LILLIE, Mildred (1915-2002)
Posted By: Karon Velau (email)
Date: 12/18/2018 at 12:44:52
Mildred (Kluckhohn) Lillie Falcone
(January 25, 1915 – October 27, 2002)
[Information from Wikipedia and Find A Grave]
Mildred Lillie was a California judge whom President Richard Nixon seriously considered for the Supreme Court of the United States in 1971. Lillie's potential candidacy for the high court was ended by an "unqualified" rating from the American Bar Association.
Lille was born in Ida Grove, Iowa, but moved with her mother to California's San Joaquin Valley as a child following her parent's failed marriage. She worked at a local cannery during the Great Depression and later as both a cook and a floor detective at Sears to earn her tuition to law school.
Lillie obtained her undergraduate and law degrees from the University of California. She served as an Assistant United States Attorney from 1942 through 1946 and then entered the private practice of law for about two years until Republican Governor Earl Warren appointed her to the Los Angeles Municipal Court in 1947. She was next appointed to Los Angeles County Superior Court in 1949. In 1958 Lillie, a Democrat, was appointed to the Second District Court of Appeal by Republican Governor Goodwin Knight.
In 1969 President Richard Nixon nominated Clement Haynsworth for a vacancy on the United States Supreme Court created by the resignation of Abe Fortas. Haynesworth was rejected by the United States Senate. In 1970 Nixon nominated G. Harold Carswell, who also was rejected by the Senate. Nixon then nominated Harry Blackman, who was confirmed.
Nixon was shortly afterward faced with two new vacancies on the high bench due to the retirements of John Marshall Harlan and Hugo Black in 1971.
In spite of the rejections of Haynesworth and Carswell, Nixon announced that he would nominate Lillie and Hershel Friday to the high bench. Neither was well regarded. Friday was a former member of the American Bar Association House of Delegates; Lillie was then a little-known judge on an intermediate state appellate court in California. After the ABA reported both Friday and Lillie as unqualified, Nixon nominated Lewis Powell and William H. Rehnquist for the vacancies instead, and both were confirmed.
Widowed from her first husband, Cameron Lillie, Lillie remarried A.V. Falcone, a leading figure in the Los Angeles area Catholic Church. In part due to their charitable endeavors, Lillie earned an appointment as a Papal Dame. The Los Angeles County Law Library is named after Lillie.

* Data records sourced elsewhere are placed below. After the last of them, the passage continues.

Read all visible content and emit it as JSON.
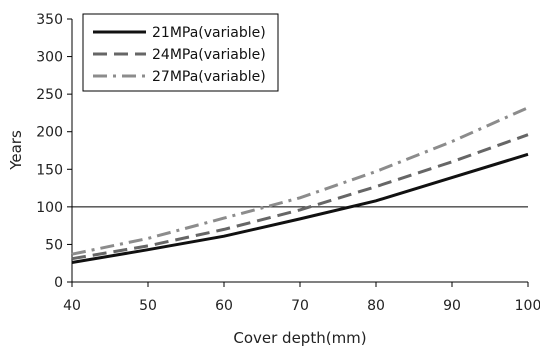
{
  "chart_data": {
    "type": "line",
    "xlabel": "Cover depth(mm)",
    "ylabel": "Years",
    "xlim": [
      40,
      100
    ],
    "ylim": [
      0,
      350
    ],
    "x_ticks": [
      40,
      50,
      60,
      70,
      80,
      90,
      100
    ],
    "y_ticks": [
      0,
      50,
      100,
      150,
      200,
      250,
      300,
      350
    ],
    "grid": false,
    "legend_position": "top-left",
    "reference_line": {
      "y": 100
    },
    "series": [
      {
        "name": "21MPa(variable)",
        "color": "#111111",
        "dash": "solid",
        "points": [
          [
            40,
            26
          ],
          [
            50,
            43
          ],
          [
            60,
            61
          ],
          [
            70,
            84
          ],
          [
            80,
            108
          ],
          [
            90,
            139
          ],
          [
            100,
            170
          ]
        ]
      },
      {
        "name": "24MPa(variable)",
        "color": "#666666",
        "dash": "dash",
        "points": [
          [
            40,
            31
          ],
          [
            50,
            48
          ],
          [
            60,
            70
          ],
          [
            70,
            96
          ],
          [
            80,
            127
          ],
          [
            90,
            160
          ],
          [
            100,
            196
          ]
        ]
      },
      {
        "name": "27MPa(variable)",
        "color": "#8c8c8c",
        "dash": "dashdot",
        "points": [
          [
            40,
            37
          ],
          [
            50,
            58
          ],
          [
            60,
            85
          ],
          [
            70,
            112
          ],
          [
            80,
            147
          ],
          [
            90,
            187
          ],
          [
            100,
            232
          ]
        ]
      }
    ]
  }
}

Lillie remained on the Second District Court of Appeal long after she was considered for the U.S. Supreme Court, until she died of cancer in 2002 at the age of 87. At her death, Lillie held the distinction in California of serving the longest as an appellate judge (44 years) and judicial officer (56 years), ending a career which saw her become the youngest judge assigned to sit in criminal court in Los Angeles County. Lillie lived to see Sandra Day O'Connor become the first female U.S. Supreme Court Justice in 1981.
[Find A Grave, Holy Cross Cemetery, Los Angeles County, CA, shows that in 1947 Mildred Kluckhohn married Cameron Leo Lillie (1907-1959). After Cameron's death, Mildred married Alfredo Victor Falcone in 1966. Both Mildred and Victor are buried in Holy Cross Cemetery as well as Mildred's mother, Florence Kluckhohn (1879-1968).]